Tangk è il frutto di un percorso spirituale, dopo quattro album che parlavano in maniera sarcastica della società, il tutto associato a vari traumi e a prese di consapevolezza dei propri difetti.

Questo album è un voler fare pace con i propri demoni, un manifesto d’amore verso sé stessi e gli altri per dimostrare che si può raggiungere la felicità tramite la gratitudine per la vita. C’è un bellissimo concetto racchiuso in POP POP POP che è quello di Freudenfreude, ossia l’essere orgoglioso e felice per i traguardi degli altri, a discapito di una competizione malsana che la società vorrebbe farci provare.

Con questo album la band vuole chiarire ai propri ascoltatori che gli Idles non sono solo una band punk che urla dei messaggi ad un microfono, ma che può essere davvero quello che vuole, capace di partorire brani melodici e commoventi, mantenendo comunque una forte identità. Tangk lo si può davvero definire il passaggio dalla rabbia e perdizione, caratterizzate dalle vicende dei membri della band tra tossicodipendenza e mal gestione delle emozioni, ad un approccio completamente diverso alla vita, dove l’arte è la chiave di tutto per raggiungere l’amore e la gentilezza. 

Friko - Where We’ve Been, Where We Go from Here (Ato Records, 16 febbraio, indie rock)

Un duo (poi divenuto trio) composto da Niko Kapetan (voce e chitarra) e Bailey Minzenberger (batteria) comparso dal nulla ma che è destinato a squarciare uno strano febbraio musicale composto da monumenti e meteore.

Tra ballate intrise di sensibilità e pezzi dal fuzz garage (ma anche grunge) ‘carezzevole’, il disco è già un culto indie!

Laura Jane Grace - Hole In My Head (Big Scary Monsters, 16 febbraio, folk punk)

Secondo album solista per Laura Jane Grace, voce e chitarra degli Against Me!, nonché una delle figure più interessanti nel panorama punk underground contemporaneo.

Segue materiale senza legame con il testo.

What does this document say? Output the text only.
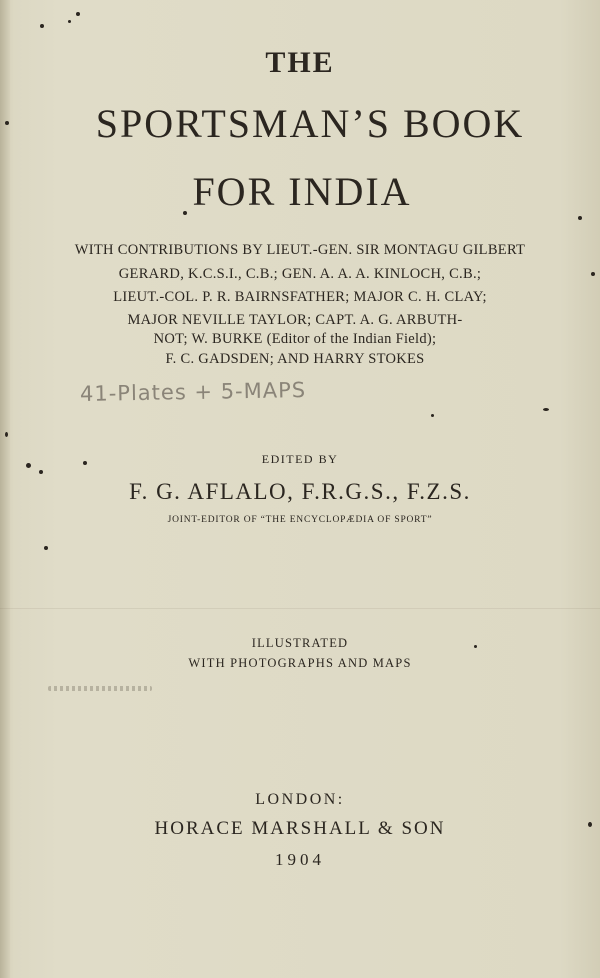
THE
SPORTSMAN’S BOOK
FOR INDIA
WITH CONTRIBUTIONS BY LIEUT.-GEN. SIR MONTAGU GILBERT
GERARD, K.C.S.I., C.B.; GEN. A. A. A. KINLOCH, C.B.;
LIEUT.-COL. P. R. BAIRNSFATHER; MAJOR C. H. CLAY;
MAJOR NEVILLE TAYLOR; CAPT. A. G. ARBUTH-
NOT; W. BURKE (Editor of the Indian Field);
F. C. GADSDEN; AND HARRY STOKES
41-Plates + 5-MAPS
EDITED BY
F. G. AFLALO, F.R.G.S., F.Z.S.
JOINT-EDITOR OF “THE ENCYCLOPÆDIA OF SPORT”
ILLUSTRATED
WITH PHOTOGRAPHS AND MAPS
LONDON:
HORACE MARSHALL & SON
1904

A dieci anni esatti da Transgender Dysphoria Blues, il disco con cui Grace affrontava e esprimeva in musica la propria transizione di genere, e dopo una pandemia che ha fortemente influenzato le scelte musicali e il primo disco solista, Stay Alive, la cantante americana torna con Hole In My Head. 

Il nuovo disco sembra coniugare la vena cantautorale e l’approccio semplice e spoglio di Stay Alive, che troviamo in canzoni come Mercenary Dysphoria Hoodie, a composizioni più vicine a quanto fatto in passato con la propria band, come la title track e Birds Talk Too. Troviamo però anche elementi di novità, come il taglio rock anni ‘50/’60 di I’m Not A Cop, di cui possiamo apprezzare il coro canzonatorio: “Pig, pig, pig, piggy, piggy, piggy”.

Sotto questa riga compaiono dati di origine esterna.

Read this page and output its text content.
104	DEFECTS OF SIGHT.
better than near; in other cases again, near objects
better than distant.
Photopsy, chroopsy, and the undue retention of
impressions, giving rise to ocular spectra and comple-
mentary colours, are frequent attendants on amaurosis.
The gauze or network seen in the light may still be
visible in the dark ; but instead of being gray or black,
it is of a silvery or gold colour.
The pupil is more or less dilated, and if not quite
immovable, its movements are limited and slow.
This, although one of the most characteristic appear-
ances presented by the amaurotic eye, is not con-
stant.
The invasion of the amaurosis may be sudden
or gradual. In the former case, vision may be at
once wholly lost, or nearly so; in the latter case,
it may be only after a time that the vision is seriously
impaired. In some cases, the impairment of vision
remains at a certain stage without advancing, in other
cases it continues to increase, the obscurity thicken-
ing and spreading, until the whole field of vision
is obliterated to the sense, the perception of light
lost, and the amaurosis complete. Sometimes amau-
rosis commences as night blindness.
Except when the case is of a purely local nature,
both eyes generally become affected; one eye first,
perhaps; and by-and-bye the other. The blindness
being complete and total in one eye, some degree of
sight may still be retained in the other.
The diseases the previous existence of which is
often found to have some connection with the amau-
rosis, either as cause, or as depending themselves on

Ascoltare gli undici brani che compongono questa nuova uscita è come entrare nella testa di Laura Jane Grace, e proprio a questo si riferiscono il titolo e la copertina del disco, in cui l’artista, ritratta in bianco e nero, sembra aprire a mani nude il proprio cranio, per farne fuoriuscire un esplosione di colori e immagini. 

Baratro - The Sweet Smell Of Unrest (Improved Sequence, 2 febbraio, noise/sludge metal)

Album di debutto per i Baratro,band noise/sludge di Milano composta da Steve Curran (già negli Unsane) Federico Bonuccelli (Council of Rats) e Luca Antonozzi (Marnero). Il LP uscito il 2 febbraio segue di tre anni l’EP Terms and Conditions (Sangue Dischi) e ne riconferma il sound.

Gli undici brani di The Sweet Smell Of Unrest colpiscono infatti per la marcata vena noise, un maelstrom caotico nel quale la voce di Curran arriva a perdersi, amalgamarsi e confondersi con il muro di suono prodotto dalle linee di basso e dalle distorsioni di chitarra. Il singolo che ha anticipato l'uscita del disco, Fight The Parking Meter è un’ottima sintesi sia della componente sludge/noise che di quella più prossima al hardcore punk.

Ponte Del Diavolo - Fire Blades From The Tomb (Season of Mist, 16 febbraio, doom/post-punk)

Primo album per i torinesi Ponte Del Diavolo, Fire Blades From The Tomb ci regala un mix di doom metal e post-punk/darkwave, arricchito da alcune sfuriate vicine al black metal. Dopo tre anni di attività e una trilogia di EP (Mystery Of Mystery,Sancta Menstruis e Ave Scintilla!) la band arriva quindi al primo full-lenght.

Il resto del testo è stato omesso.